Deploying Rails Applications - talk at Barcamp Bangalore 3

Posted on April 13, 2007

I did a talk was on Deploying Rails Applications at Barcamp Bangalore 3. Around 20 folks turned up, which was great considering that it was one of the last talks of the day. The LCD projector needed a fair amount of tweaking before it finally came to life, so we ended up starting a bit later than planned.

The slides are here.


The audience had questions about virtualization, Nginx and debugging RoR apps, and we ended up with a nice discussion on Rails hosting options. Gitu has a pretty flattering review of my talk:

Deploying Rails Applications – Vivek Prahlad
This was a kind of a neat demo i liked the most.

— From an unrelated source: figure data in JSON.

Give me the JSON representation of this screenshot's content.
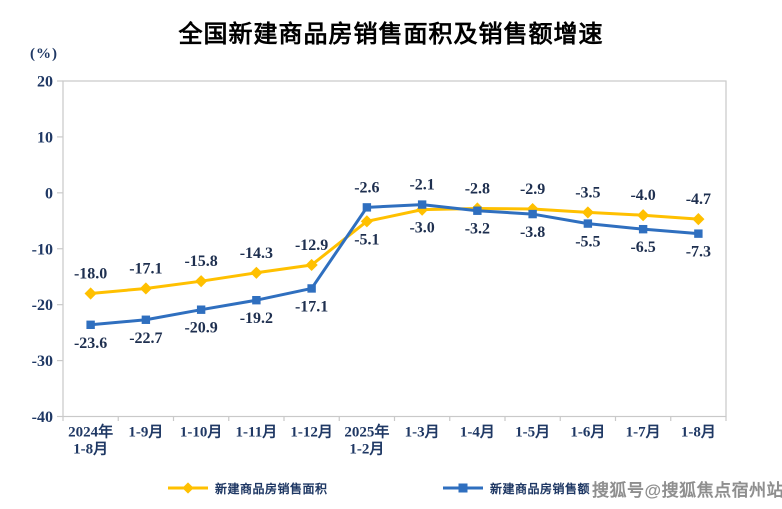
{
  "watermark": "搜狐号@搜狐焦点宿州站",
  "colors": {
    "plot_border": "#C9C9C9",
    "axis_text": "#1F3864",
    "data_label_text": "#1E2F4F",
    "series_area": "#FFC000",
    "series_amount": "#2F6FBF"
  },
  "chart_data": {
    "type": "line",
    "title": "全国新建商品房销售面积及销售额增速",
    "y_axis_unit_label": "(%)",
    "ylim": [
      -40,
      20
    ],
    "yticks": [
      20,
      10,
      0,
      -10,
      -20,
      -30,
      -40
    ],
    "grid": false,
    "legend_position": "bottom",
    "categories": [
      "2024年\n1-8月",
      "1-9月",
      "1-10月",
      "1-11月",
      "1-12月",
      "2025年\n1-2月",
      "1-3月",
      "1-4月",
      "1-5月",
      "1-6月",
      "1-7月",
      "1-8月"
    ],
    "series": [
      {
        "name": "新建商品房销售面积",
        "color": "#FFC000",
        "marker": "diamond",
        "values": [
          -18.0,
          -17.1,
          -15.8,
          -14.3,
          -12.9,
          -5.1,
          -3.0,
          -2.8,
          -2.9,
          -3.5,
          -4.0,
          -4.7
        ]
      },
      {
        "name": "新建商品房销售额",
        "color": "#2F6FBF",
        "marker": "square",
        "values": [
          -23.6,
          -22.7,
          -20.9,
          -19.2,
          -17.1,
          -2.6,
          -2.1,
          -3.2,
          -3.8,
          -5.5,
          -6.5,
          -7.3
        ]
      }
    ]
  }
}
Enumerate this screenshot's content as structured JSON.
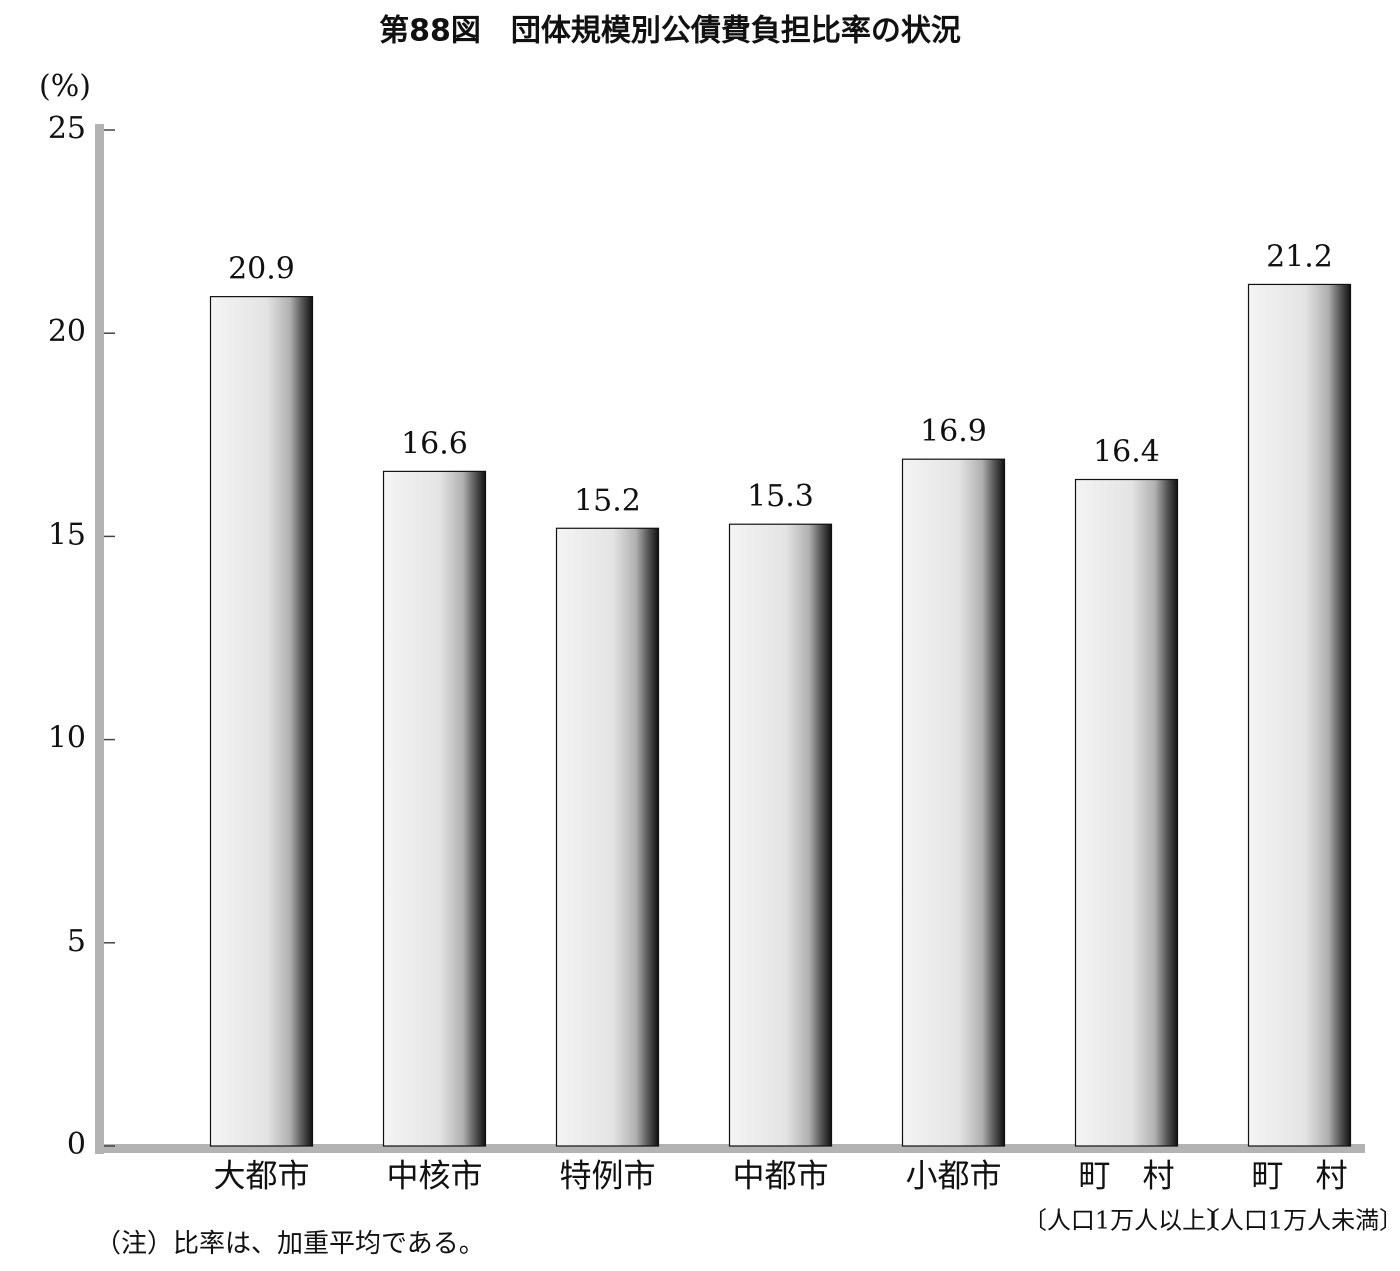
{
  "chart_data": {
    "type": "bar",
    "title": "第88図　団体規模別公債費負担比率の状況",
    "y_unit": "(%)",
    "categories": [
      "大都市",
      "中核市",
      "特例市",
      "中都市",
      "小都市",
      "町　村",
      "町　村"
    ],
    "category_subtitles": [
      null,
      null,
      null,
      null,
      null,
      "〔人口1万人以上〕",
      "〔人口1万人未満〕"
    ],
    "values": [
      20.9,
      16.6,
      15.2,
      15.3,
      16.9,
      16.4,
      21.2
    ],
    "ylim": [
      0,
      25
    ],
    "yticks": [
      0,
      5,
      10,
      15,
      20,
      25
    ],
    "color": "#e4e4e4",
    "note": "（注）比率は、加重平均である。"
  }
}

Vivek gave a neat presentation on deploying Rails applications and also gave a real time experience of how it works behind with his blog. FYI his blog runs on RubyonRails.

One of things I talked about was about how I’d used a combination of Monit, Cron, Nginx, PostgreSQL and Mephisto to create this site. My aim had been to put together a self-healing setup that would essentially take care of itself with minimal manual intervention. (This blog runs on a 256MB VPS from SliceHost. The site has been up for approximately one and a half months, and the total memory usage is around 200 MB. The mongrel cluster runs a pair of mongrels).

Monit is really what brings it all together – it now seems to be the monitoring tool of choice for RoR applications. (If you’d like to know more about Monit, check out this post). I especially like the natural language syntax the the Monit configuration uses:

# eating up memory?
if totalmem is greater than 60.0 MB for 5 cycles then restart
# high cpu load?
if cpu is greater than 50% for 2 cycles then alert
# hung process?
if cpu is greater than 80% for 3 cycles then restart
# bad, bad, bad
if loadavg(5min) greater than 10 for 8 cycles then restart
# something is wrong, call the sys-admin      
if 3 restarts within 5 cycles then timeout                         
 

I was pretty happy with how the talk went, considering that I’d put the slides together after putting up the topic on the board!